Collapse

What it does

This tool collapses identical sequences in a FASTA file into a single sequence.


Example

Example Input File (Sequence "ATAT" appears multiple times):

>CSHL_2_FC0042AGLLOO_1_1_605_414
TGCG
>CSHL_2_FC0042AGLLOO_1_1_537_759
ATAT
>CSHL_2_FC0042AGLLOO_1_1_774_520
TGGC
>CSHL_2_FC0042AGLLOO_1_1_742_502
ATAT
>CSHL_2_FC0042AGLLOO_1_1_781_514
TGAG
>CSHL_2_FC0042AGLLOO_1_1_757_487
TTCA
>CSHL_2_FC0042AGLLOO_1_1_903_769
ATAT
>CSHL_2_FC0042AGLLOO_1_1_724_499
ATAT

Example Output file:

>1-1
TGCG
>2-4
ATAT
>3-1
TGGC
>4-1
TGAG
>5-1
TTCA

Original Sequence Names / Lane descriptions (e.g. "CSHL_2_FC0042AGLLOO_1_1_742_502") are discarded.
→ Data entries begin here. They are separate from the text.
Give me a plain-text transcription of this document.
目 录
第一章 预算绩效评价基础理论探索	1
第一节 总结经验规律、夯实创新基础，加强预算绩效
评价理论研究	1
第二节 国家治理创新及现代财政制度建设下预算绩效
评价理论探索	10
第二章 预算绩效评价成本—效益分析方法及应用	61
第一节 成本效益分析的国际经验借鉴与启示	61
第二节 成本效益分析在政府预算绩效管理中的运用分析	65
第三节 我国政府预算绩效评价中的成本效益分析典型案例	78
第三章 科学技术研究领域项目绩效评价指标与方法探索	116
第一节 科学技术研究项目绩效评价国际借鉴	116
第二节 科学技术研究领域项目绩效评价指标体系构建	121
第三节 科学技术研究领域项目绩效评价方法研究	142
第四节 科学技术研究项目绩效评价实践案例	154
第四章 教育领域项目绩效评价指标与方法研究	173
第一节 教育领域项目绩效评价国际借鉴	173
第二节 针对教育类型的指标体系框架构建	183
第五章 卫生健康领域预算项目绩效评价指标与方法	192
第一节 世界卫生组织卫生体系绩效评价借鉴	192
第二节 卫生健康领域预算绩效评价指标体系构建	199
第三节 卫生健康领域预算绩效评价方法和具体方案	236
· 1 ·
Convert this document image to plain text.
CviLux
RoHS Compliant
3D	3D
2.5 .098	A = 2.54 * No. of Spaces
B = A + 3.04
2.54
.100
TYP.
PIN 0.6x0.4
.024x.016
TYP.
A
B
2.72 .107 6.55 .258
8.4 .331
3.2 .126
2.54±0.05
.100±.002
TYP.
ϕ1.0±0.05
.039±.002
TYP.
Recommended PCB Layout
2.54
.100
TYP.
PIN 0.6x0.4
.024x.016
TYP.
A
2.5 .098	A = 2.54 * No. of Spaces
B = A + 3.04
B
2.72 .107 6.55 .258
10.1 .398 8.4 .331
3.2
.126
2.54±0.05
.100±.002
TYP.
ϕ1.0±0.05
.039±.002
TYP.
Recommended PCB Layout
The output sequence name is composed of two numbers: the first is the sequence's number, the second is the multiplicity value.

The following output:

>2-4
ATAT

means that the sequence "ATAT" is the second sequence in the file, and it appeared 4 times in the input FASTA file.